‘Child loss is a loss like no other. The loss of a child is a grief that lasts forever.’ (Angela Miller – grief counselling blogger). A potent statement and the theme of Rabbit Hole, presented by Joh Hartog Productions.
Rabbit Hole by David Linsday-Abaire is a 2007 Pulitzer prize winning play (first presented in 2006) and was famously made into a film of the same name in 2010 starring Nicole Kidman and Aaron Eckhart.
It tells the heart-rending story of Becca and Howie Corbett, a happy suburban couple whose lives are changed forever when their young son Danny is tragically killed in an accident. The play picks up eight months on and they are drifting dangerously apart. Becca wants to start afresh in a new home and give away their son’s possessions and Howie has joined a self-help group and wants to keep Danny’s presence in the house.
To add to the mix, Becca’s Bohemian younger sister Izzy has just announced that she is pregnant, while the girls’ mother Nat is no stranger to the grief, having lost her 30-year-old son Arthur to suicide, and Jason Willette, the young driver who killed the Corbett’s son, is seeking reparation.
While the script may have some problems, the production shines. Joh Hartog’s direction delves deep into each character and their sense of loss. They each carry their own versions of grief, frustrations, anger and sadness and this creates tension and the feeling of being misunderstood. One feels for each character and almost voyeuristic watching their inner and outer struggles.
The action is set in the Corbetts’ kitchen and lounge with an upper story to highlight Danny’s bedroom. Jo Hartog’s set design coupled, with Stephen Dean’s lighting and sound, makes the most of the limited space available and so the area never seems crowded.
Krystal Cave’s Becca starts quietly, dealing with her own inner demons in her own ways which include trying to remove the constant reminders of her dead son’s presence. Her Act II ‘supermarket scene’ is a highlight, demonstrating her affection and impatience with her younger sister.
David Daradan’s Howie is equally heart-rending to watch. Unable to let go, he is the antithesis of Becca, driving a wedge between the two. His reactions upon discovering Becca has accidentally wiped a VHS tape of their son is hard to watch, yet impossible to look away from.

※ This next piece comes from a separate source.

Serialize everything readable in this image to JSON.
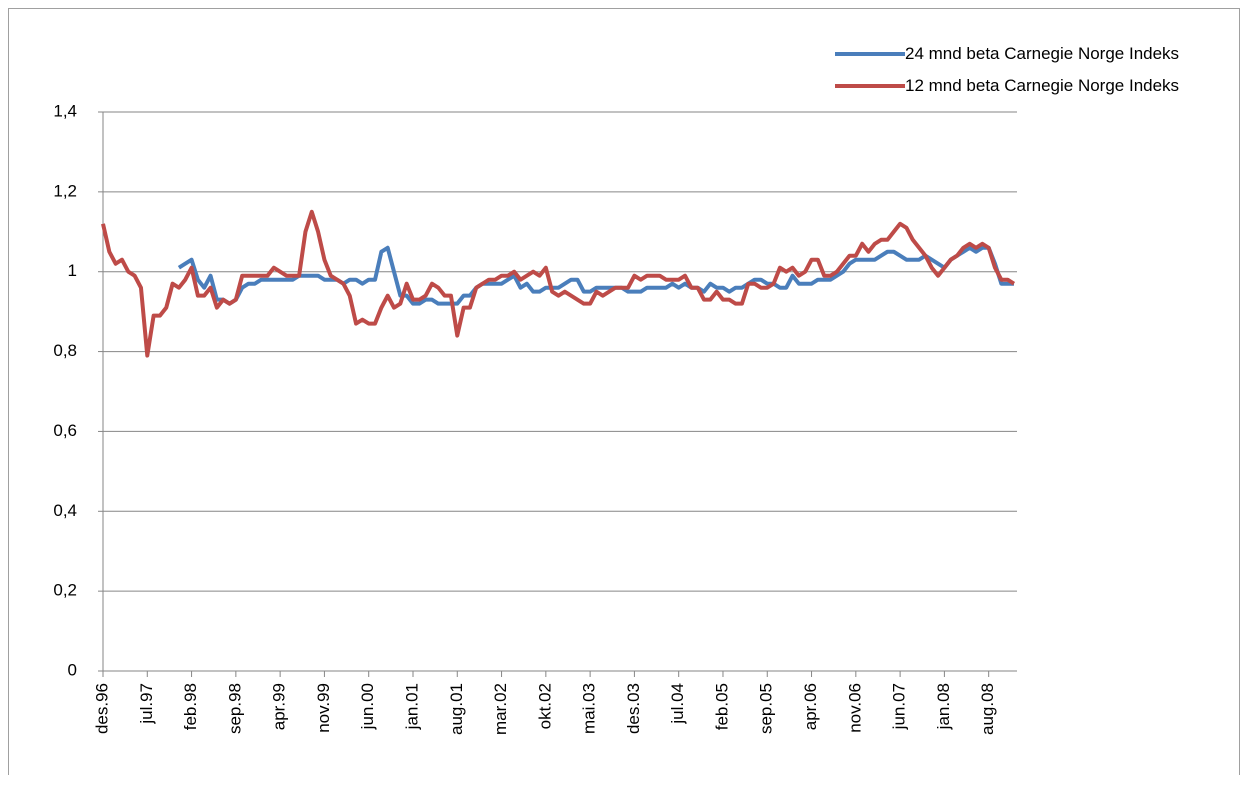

Stefanie Rossi’s Izzy is an excellent balance of youthful exuberance and the need to be taken seriously as a new mother-to-be. She looks to her sister for reassurance in vain. Rossi is a gifted actor, and what could easily be a caricature is played with underlying anguish.
Gail Morrison’s Nat (Mum) is torn between trying to be the best of mothers to her daughters and dealing with her own loss. Morrison gives the role a dry sense of humour with a heart of gold under the gruff exterior, particularly in the scene in Danny’s bedroom with Becca.
Liam Hennessy’s Jason is tortured, wanting to atone and hopefully realize peace at last. His physicality highlights his inner struggle; hand-wringing, bent over at the shoulders and mentally unable to deal with an ‘adult’ situation.
Danny is heard only as a voiceover and is voiced touchingly by twins Aston & Max Hughes.
My only reservation with this play is the structure of the script. Becca seems to undergo a ‘shift’ in her approach to dealing with her own grief in the gap between Acts I and II. There is no explanation in the dialogue to explain the motivation for this change.
Rabbit Hole is a reminder that every human is fragile and that loss can happen to anyone, with lasting consequences for mental health and relationships. Bravo Joh Hartog Productions for handling such a difficult subject with finesse - a compelling piece of theatre!